Domain shift is one of the most salient challenges in medical computer vision. Due to immense variability in scanners' parameters and imaging protocols, even images obtained from the same person and the same scanner could differ significantly. We address variability in computed tomography (CT) images caused by different convolution kernels used in the reconstruction process, the critical domain shift factor in CT. The choice of a convolution kernel affects pixels' granularity, image smoothness, and noise level.
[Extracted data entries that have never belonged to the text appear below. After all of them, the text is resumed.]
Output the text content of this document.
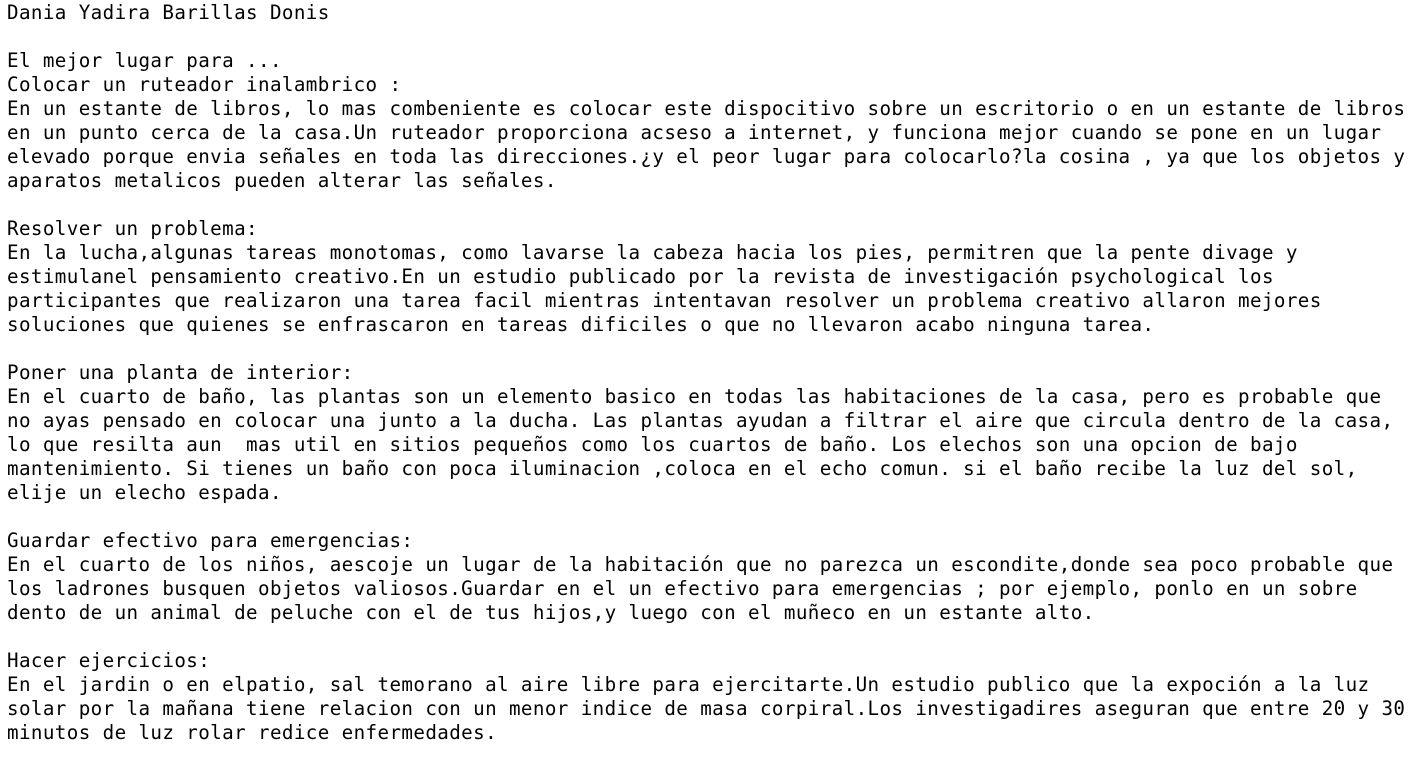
Dania Yadira Barillas Donis
El mejor lugar para ...
Colocar un ruteador inalambrico :
En un estante de libros, lo mas combeniente es colocar este dispocitivo sobre un escritorio o en un estante de libros
en un punto cerca de la casa.Un ruteador proporciona acseso a internet, y funciona mejor cuando se pone en un lugar
elevado porque envia señales en toda las direcciones.¿y el peor lugar para colocarlo?la cosina , ya que los objetos y
aparatos metalicos pueden alterar las señales.
Resolver un problema:
En la lucha,algunas tareas monotomas, como lavarse la cabeza hacia los pies, permitren que la pente divage y
estimulanel pensamiento creativo.En un estudio publicado por la revista de investigación psychological los
participantes que realizaron una tarea facil mientras intentavan resolver un problema creativo allaron mejores
soluciones que quienes se enfrascaron en tareas dificiles o que no llevaron acabo ninguna tarea.
Poner una planta de interior:
En el cuarto de baño, las plantas son un elemento basico en todas las habitaciones de la casa, pero es probable que
no ayas pensado en colocar una junto a la ducha. Las plantas ayudan a filtrar el aire que circula dentro de la casa,
lo que resilta aun  mas util en sitios pequeños como los cuartos de baño. Los elechos son una opcion de bajo
mantenimiento. Si tienes un baño con poca iluminacion ,coloca en el echo comun. si el baño recibe la luz del sol,
elije un elecho espada.
Guardar efectivo para emergencias:
En el cuarto de los niños, aescoje un lugar de la habitación que no parezca un escondite,donde sea poco probable que
los ladrones busquen objetos valiosos.Guardar en el un efectivo para emergencias ; por ejemplo, ponlo en un sobre
dento de un animal de peluche con el de tus hijos,y luego con el muñeco en un estante alto.
Hacer ejercicios:
En el jardin o en elpatio, sal temorano al aire libre para ejercitarte.Un estudio publico que la expoción a la luz
solar por la mañana tiene relacion con un menor indice de masa corpiral.Los investigadires aseguran que entre 20 y 30
minutos de luz rolar redice enfermedades.
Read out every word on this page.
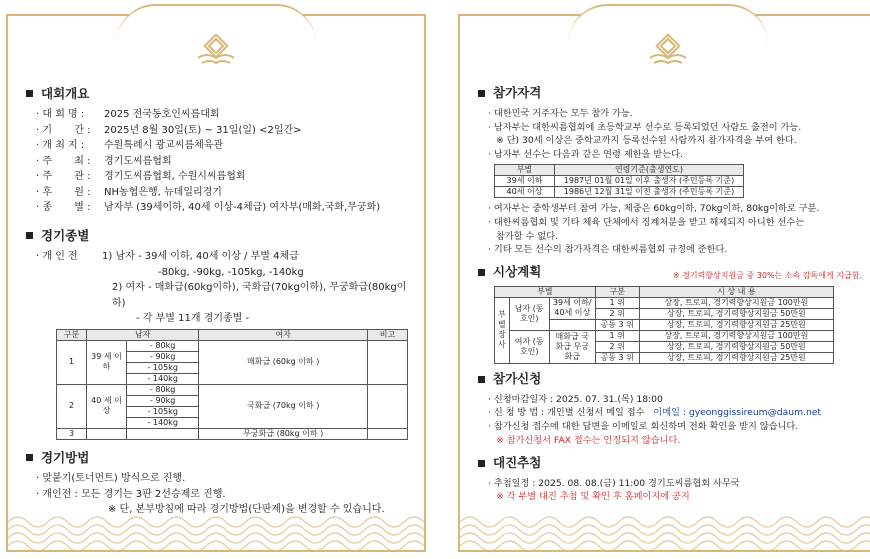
대회개요
· 대 회 명 :	2025 전국동호인씨름대회
· 기       간 :	2025년 8월 30일(토) ~ 31일(일) <2일간>
· 개 최 지 :	수원특례시 광교씨름체육관
· 주       최 :	경기도씨름협회
· 주       관 :	경기도씨름협회, 수원시씨름협회
· 후       원 :	NH농협은행, 뉴데일리경기
· 종       별 :	남자부 (39세이하, 40세 이상-4체급) 여자부(매화,국화,무궁화)
경기종별
· 개 인 전	1) 남자 - 39세 이하, 40세 이상 / 부별 4체급
-80kg, -90kg, -105kg, -140kg
2) 여자 - 매화급(60kg이하), 국화급(70kg이하), 무궁화급(80kg이하)
- 각 부별 11개 경기종별 -
구분	남자		여자	비고
1	39 세 이하	- 80kg	매화급 (60kg 이하 )	
		- 90kg		
		- 105kg		
		- 140kg		
2	40 세 이상	- 80kg	국화급 (70kg 이하 )	
		- 90kg		
		- 105kg		
		- 140kg		
3			무궁화급 (80kg 이하 )	
경기방법
· 맞붙기(토너먼트) 방식으로 진행.
· 개인전 : 모든 경기는 3판 2선승제로 진행.
※ 단, 본부방침에 따라 경기방법(단판제)을 변경할 수 있습니다.
참가자격
· 대한민국 거주자는 모두 참가 가능.
· 남자부는 대한씨름협회에 초등학교부 선수로 등록되었던 사람도 출전이 가능.
※ 단) 30세 이상은 중학교까지 등록선수된 사람까지 참가자격을 부여 한다.
· 남자부 선수는 다음과 같은 연령 제한을 받는다.
부별	연령기준(출생연도)
39세 이하	1987년 01월 01일 이후 출생자 (주민등록 기준)
40세 이상	1986년 12월 31일 이전 출생자 (주민등록 기준)
· 여자부는 중학생부터 참여 가능, 체중은 60kg이하, 70kg이하, 80kg이하로 구분.
· 대한씨름협회 및 기타 체육 단체에서 징계처분을 받고 해제되지 아니한 선수는
참가할 수 없다.
· 기타 모든 선수의 참가자격은 대한씨름협회 규정에 준한다.
시상계획	※ 경기력향상지원금 중 30%는 소속 감독에게 지급함.
부별			구분	시 상 내 용
부별 장사	남자 (동호인)	39세 이하/ 40세 이상	1 위	상장, 트로피, 경기력향상지원금 100만원
			2 위	상장, 트로피, 경기력향상지원금 50만원
			공동 3 위	상장, 트로피, 경기력향상지원금 25만원
	여자 (동호인)	매화급 국화급 무궁화급	1 위	상장, 트로피, 경기력향상지원금 100만원
			2 위	상장, 트로피, 경기력향상지원금 50만원
			공동 3 위	상장, 트로피, 경기력향상지원금 25만원
참가신청
· 신청마감일자 : 2025. 07. 31.(목) 18:00
· 신 청 방 법 : 개인별 신청서 메일 접수 이메일 : gyeonggissireum@daum.net
· 참가신청 접수에 대한 답변을 이메일로 회신하며 전화 확인을 받지 않습니다.
※ 참가신청서 FAX 접수는 인정되지 않습니다.
대진추첨
· 추첨일정 : 2025. 08. 08.(금) 11:00 경기도씨름협회 사무국
※ 각 부별 대진 추첨 및 확인 후 홈페이지에 공지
We analyze a dataset of paired CT images, where smooth and sharp images were reconstructed from the same sinograms with different kernels, thus providing identical anatomy but different style. Though identical predictions are desired, we show that the consistency, measured as the average Dice between predictions on pairs, is just 0.54. We propose Filtered Back-Projection Augmentation (FBPAug), a simple and surprisingly efficient approach to augment CT images in sinogram space emulating reconstruction with different kernels. We apply the proposed method in a zero-shot domain adaptation setup and show that the consistency boosts from 0.54 to 0.92 outperforming other augmentation approaches. Neither specific preparation of source domain data nor target domain data is required, so our publicly released FBPAug can be used as a plug-and-play module for zero-shot domain adaptation in any CT-based task.